Once a year I venture out and teach a winter retreat. Come and join us.

What is Imagineering?

Imagineering is the implementing of creative ideas into practical form. That is exactly what permaculture design does.

Few people, once they are in the full swing of life, take time to sit down to study again.  Most folks set up house, take a job in a new area, plan their holidays and embrace a family life without much planning. They might get the chance to do the odd one-day course and piece together a lifestyle that they enjoy.

The advantage of doing a full course in permaculture is that you get to piece together all the concepts – the tangible and the intangible.

Intangible concepts?

Perhaps that sounds like a load of philosophy, not practical permaculture.  Um, yes there is a bit of philosophy needed when you want to imagine a future. To imagine and engineer your future you might want to think about what you love most and how to nurture that. Other concepts are how to design a lifestyle, a community, how to use money effectively, or how to mimic patterns in nature. Other intangibles include dealing with debt and stress. How to see the world differently and not just as a set of problems.

Don’t just do something, sit there!

Get Empowered

It would be wonderful to be able to steer the permaculture design as your needs change. It would be paradise to understand how the design functions, know how to connect with it and build the abundance. Yet the ultimate permaculture experience is the empowerment.

The permaculture design course gives you more than a design.
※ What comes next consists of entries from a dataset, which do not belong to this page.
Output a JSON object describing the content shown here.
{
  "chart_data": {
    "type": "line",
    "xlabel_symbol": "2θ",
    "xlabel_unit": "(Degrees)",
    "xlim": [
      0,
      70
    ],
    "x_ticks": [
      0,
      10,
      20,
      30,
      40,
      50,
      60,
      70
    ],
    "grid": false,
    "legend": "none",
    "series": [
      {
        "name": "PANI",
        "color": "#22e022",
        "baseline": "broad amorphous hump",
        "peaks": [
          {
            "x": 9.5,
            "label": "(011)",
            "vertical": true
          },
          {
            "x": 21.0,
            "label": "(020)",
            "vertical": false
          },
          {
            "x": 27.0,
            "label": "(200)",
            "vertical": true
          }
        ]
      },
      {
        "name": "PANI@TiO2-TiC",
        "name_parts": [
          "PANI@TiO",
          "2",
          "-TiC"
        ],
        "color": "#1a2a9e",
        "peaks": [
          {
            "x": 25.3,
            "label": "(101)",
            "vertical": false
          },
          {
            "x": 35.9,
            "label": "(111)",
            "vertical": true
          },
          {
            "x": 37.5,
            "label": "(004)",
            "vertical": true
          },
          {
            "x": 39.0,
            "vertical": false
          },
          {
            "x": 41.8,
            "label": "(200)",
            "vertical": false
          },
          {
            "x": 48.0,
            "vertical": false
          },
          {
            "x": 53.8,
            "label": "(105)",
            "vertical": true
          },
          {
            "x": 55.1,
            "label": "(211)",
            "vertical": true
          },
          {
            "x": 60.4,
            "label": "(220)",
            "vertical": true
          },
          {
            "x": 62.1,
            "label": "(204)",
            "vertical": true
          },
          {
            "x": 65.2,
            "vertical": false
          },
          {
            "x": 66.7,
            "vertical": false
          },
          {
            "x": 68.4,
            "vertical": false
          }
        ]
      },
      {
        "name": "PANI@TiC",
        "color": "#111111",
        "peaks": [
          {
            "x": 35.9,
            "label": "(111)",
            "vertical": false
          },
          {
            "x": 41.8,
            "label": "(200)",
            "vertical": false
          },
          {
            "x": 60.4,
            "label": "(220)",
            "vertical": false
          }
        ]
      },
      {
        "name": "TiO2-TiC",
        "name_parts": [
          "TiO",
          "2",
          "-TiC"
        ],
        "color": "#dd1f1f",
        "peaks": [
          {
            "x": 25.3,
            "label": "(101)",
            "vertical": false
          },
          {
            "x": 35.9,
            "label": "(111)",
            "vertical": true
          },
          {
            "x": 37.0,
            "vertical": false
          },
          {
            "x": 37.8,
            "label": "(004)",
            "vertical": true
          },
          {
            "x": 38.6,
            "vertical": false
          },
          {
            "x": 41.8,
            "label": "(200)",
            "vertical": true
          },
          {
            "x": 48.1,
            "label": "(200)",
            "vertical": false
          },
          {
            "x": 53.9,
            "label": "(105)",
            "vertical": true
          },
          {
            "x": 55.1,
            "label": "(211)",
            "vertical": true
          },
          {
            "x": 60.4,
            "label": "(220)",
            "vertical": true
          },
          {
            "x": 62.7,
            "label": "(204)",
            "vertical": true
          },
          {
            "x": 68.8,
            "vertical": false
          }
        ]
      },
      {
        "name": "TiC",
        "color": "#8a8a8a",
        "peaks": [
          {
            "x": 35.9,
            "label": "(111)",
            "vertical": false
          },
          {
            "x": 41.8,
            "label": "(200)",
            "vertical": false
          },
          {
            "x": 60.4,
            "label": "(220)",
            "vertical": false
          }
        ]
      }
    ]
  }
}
It gives the skills and tools for empowerment.

In the earlier years of Permaculture interviews London asked: Short of starting a farm, what can we do to make our cities more sustainable?

Mollison answered: Catch the water off your roof. Grow your own food. Make your own energy. It’s insanely easy to do all that. It takes you less time to grow your food than to walk down to the supermarket to buy it. Ask any good organic gardener who mulches how much time he spends on his garden and he’ll say, “Oh, a few minutes every week.”  By the time you have driven to the supermarket, taken your foraging-trolley and collected your wild greens, and driven back home again, you’ve spent a good hour or two — plus you’ve spent a lot of money. Permaculture can be as simple as sitting down and drawing the plan then a little effort in implementing it and then some time in harvesting the rewards.